Gli Uffizi dedicano a Pietro Aretino, per la prima volta in assoluto, questa grande mostra arricchita di importanti prestiti di musei internazionali. Il percorso espositivo raccoglie oltre cento opere tra pittura, grafica, libri a stampa, scultura, arti decorative, che raccontano la vita e lo spirito di Aretino. Noto ai più soltanto per i suoi Sonetti lussuriosi, caratterizzati da contenuti esplicitamente pornografici che lo resero immediatamente famoso tra i suoi contemporanei, e messi all’indice da parte della censura, viene mostrato qui in tutte le sfaccettature di una personalità geniale, colta e propositiva di novità.. E’ presente alla Magliabechiana, oltre all’edizione originale dei Sonetti(illustrata a Venezia su ispirazione dei disegni eseguiti da Giulio Romano), miracolosamente scampata ai roghi, una ricca selezione epistolare testimone dell’altra grande produzione di Aretino, costituita dall’immenso corpus di oltre 4000 lettere attraverso le quali l’intellettuale toscano ebbe modo di parlare e condividere le proprie idee con i principali protagonisti della sua epoca. Nella loro caratteristica di storia in presa diretta, le Lettere - per la prima volta redatte per essere pubblicate e diffuse a una crescente platea di lettori - sono un colossale giornale ante litteram, in cui i pensieri dell’Aretino sulle arti assumono l’aspetto di vere e proprie recensioni, ponendosi dunque alle basi della nascita della moderna storia e critica dell’arte.

Completiamo questo breve resoconto di una mostra molto complessa, che sarà ancora più godibile se vista con una visita guidata o se preceduta dalla lettura del Catalogo Giunti, con alcuni brani tratti dalle Lettere, per conoscere lo stile di questo originale autore.

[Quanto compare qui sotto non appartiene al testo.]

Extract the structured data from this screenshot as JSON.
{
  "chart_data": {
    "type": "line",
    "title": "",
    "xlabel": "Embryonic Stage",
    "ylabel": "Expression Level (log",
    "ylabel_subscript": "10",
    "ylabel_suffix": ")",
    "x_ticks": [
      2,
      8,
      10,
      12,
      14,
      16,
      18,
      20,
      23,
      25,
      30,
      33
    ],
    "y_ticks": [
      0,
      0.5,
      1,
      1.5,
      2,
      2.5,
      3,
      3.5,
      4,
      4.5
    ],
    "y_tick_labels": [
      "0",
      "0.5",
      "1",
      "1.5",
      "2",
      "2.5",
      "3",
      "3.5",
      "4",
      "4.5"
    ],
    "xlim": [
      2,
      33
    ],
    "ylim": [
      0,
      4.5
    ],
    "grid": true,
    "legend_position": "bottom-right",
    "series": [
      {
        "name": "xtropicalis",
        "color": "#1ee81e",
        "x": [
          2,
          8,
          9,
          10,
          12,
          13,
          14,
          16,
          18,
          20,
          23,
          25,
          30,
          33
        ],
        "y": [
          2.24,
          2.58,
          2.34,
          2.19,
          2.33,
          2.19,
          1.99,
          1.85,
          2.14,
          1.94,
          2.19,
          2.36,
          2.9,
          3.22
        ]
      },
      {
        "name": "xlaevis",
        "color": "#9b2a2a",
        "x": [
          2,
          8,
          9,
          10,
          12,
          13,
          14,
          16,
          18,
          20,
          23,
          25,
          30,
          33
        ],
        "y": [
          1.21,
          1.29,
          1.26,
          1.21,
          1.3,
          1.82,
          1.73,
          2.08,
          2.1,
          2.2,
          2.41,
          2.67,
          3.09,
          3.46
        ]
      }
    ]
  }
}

Mi dicono ch'io sia figlio di cortigiana; ciò non mi torna male; ma tuttavia ho l'anima di un re. Io vivo libero, mi diverto, e perciò posso chiamarmi felice. - Le mie medaglie sono composte d'ogni metallo e di ogni composizione. La mia effigie è posta in fronte a' palagi. Si scolpisce la mia testa sopra i pettini, sopra i tondi, sulle cornici degli specchi, come quella di Alessandro, di Cesare, di Scipione. Alcuni vetri di cristallo si chiamano vasi aretini. Una razza di cavalli ha preso questo nome, perché Papa Clemente me ne ha donato uno di quella specie. Il ruscello che bagna una parte della mia casa è denominato l'Aretino. Le mie donne vogliono esser chiamate Aretine. Infine si dice stile aretino. I pedanti possono morir di rabbia prima di giungere a tanto onore

Io non son cieco ne la pittura, anzi molte volte e Rafaello, e fra Bastiano [del Piombo], e Tiziano si sono attenuti al giudizio mio. Perché io conosco parte de gli andari antichi e moderni

Divino in venustà fu Raffaello, E Michel Agnol, più divin che umano, Nel disegno stupendo; e Tiziano, Il senso de le cose ha nel pennello. Forma paesi in rilievo sí bello Che ne stupisce il d’apresso e il lontano, Fa vivi e pronti la sua dotta mano Ogni animale, ogni pesce, ogni uccello. Le linee poi nei lor propri giri Sí ben tondeggia che il dose [=doge] dipinto Par che parli, che pensi e che respiri.